In this video, learn how to handle Linux distros with no root password, including Ubuntu.
- [Instructor] By default, Ubuntu doesn't set a password on the root account. If you were to manually install Ubuntu, it'll ask you to create an account to use for administration purposes. It won't let you set a root password. This is fine because root logins are disabled by default in Ubuntu. But when you boot into single user mode, you will get a root prompt, even if you've configured the system to prompt for a root password. There is no password, so it can't ask for one. To make this work, you must set a root password. Here's an Ubuntu system, and I'm going to boot it into single user mode.
Here we are at a root prompt, and we weren't prompted for a password. I'm gonna show you that the sulogin process was actually executed versus the sushell. The sulogin is the one that should prompt you for a password. So we'll just look at our current PID, which is $$. It's PID 583. We'll look at that. PID, whoops, 583, and its parent PID is 581, so we'll look at its parent PID of 581.
And you can see that sulogin was indeed executed, and that spawned our bash shell. I can also show you that sulogin is configured for system D as well, so we'll just get into the lib/systemd/system directory here, and then we'll grep sulogin for emergency.target. Whoops, I'm sorry, emergency.service, and then we'll grep that for rescue.service as well.
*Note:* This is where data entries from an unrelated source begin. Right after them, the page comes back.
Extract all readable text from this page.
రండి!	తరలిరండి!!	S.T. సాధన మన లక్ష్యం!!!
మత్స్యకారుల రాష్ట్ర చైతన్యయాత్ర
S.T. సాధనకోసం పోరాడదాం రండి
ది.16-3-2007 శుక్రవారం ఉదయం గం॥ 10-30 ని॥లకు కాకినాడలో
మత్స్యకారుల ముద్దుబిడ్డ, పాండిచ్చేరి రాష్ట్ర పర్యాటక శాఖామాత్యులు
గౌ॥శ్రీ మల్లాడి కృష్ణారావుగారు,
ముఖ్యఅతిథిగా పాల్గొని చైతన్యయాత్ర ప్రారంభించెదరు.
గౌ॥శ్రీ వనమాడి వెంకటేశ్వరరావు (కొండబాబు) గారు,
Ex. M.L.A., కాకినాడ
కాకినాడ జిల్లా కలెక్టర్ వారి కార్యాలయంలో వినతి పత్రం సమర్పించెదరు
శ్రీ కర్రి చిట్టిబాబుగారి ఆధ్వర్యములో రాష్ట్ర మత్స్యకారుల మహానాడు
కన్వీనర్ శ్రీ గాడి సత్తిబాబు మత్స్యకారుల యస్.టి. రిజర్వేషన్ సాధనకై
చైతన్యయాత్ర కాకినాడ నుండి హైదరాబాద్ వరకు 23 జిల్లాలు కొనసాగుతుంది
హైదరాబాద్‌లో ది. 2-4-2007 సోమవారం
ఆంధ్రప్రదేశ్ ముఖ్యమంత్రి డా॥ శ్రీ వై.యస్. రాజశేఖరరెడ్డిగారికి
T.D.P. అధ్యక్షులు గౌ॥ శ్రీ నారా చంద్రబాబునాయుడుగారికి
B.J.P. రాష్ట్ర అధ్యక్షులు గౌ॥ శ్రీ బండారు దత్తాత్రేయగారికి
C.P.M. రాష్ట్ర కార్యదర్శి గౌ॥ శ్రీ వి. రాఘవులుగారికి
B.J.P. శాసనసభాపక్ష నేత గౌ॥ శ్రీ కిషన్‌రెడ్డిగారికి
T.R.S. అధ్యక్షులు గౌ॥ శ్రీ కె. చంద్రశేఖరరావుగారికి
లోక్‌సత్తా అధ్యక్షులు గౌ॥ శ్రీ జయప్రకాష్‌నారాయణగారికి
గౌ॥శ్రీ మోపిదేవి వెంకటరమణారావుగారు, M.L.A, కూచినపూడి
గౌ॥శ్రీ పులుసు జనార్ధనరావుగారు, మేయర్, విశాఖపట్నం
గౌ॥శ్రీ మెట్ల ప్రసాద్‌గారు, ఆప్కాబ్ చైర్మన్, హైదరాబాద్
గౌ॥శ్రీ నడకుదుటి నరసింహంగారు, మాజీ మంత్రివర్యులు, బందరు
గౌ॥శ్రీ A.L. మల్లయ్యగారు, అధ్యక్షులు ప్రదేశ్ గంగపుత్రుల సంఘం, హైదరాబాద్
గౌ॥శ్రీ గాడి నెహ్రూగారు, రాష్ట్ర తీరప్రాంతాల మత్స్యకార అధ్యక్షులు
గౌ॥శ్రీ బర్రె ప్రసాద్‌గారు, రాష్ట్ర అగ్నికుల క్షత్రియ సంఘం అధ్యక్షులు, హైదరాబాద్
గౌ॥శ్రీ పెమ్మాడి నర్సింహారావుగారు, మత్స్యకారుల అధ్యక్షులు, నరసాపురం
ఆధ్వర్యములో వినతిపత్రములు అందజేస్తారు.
So you can see that system D is configured to execute sulogin, but again, it didn't prompt us for a password. So the root password is not set on this system. I can show you that by doing a head -1 on etc/shadow, and you can see that where the encrypted password would be, there's an exclamation mark there. So I'll go ahead and set the root password using the passwd command. All right, there's the root password. It's been set. So now that a password is set, when we boot into single user mode, it will prompt us for that password.
Let's do this real quick. I'll just go ahead and reboot it. And we're going to boot into single user mode. And now that we're using sulogin, and a password is set for the root account, we're being prompted for that password. If I didn't touch on the specific distro you're using, just look for all instances of sushell in the boot-up process for your distro and replace them with the sulogin.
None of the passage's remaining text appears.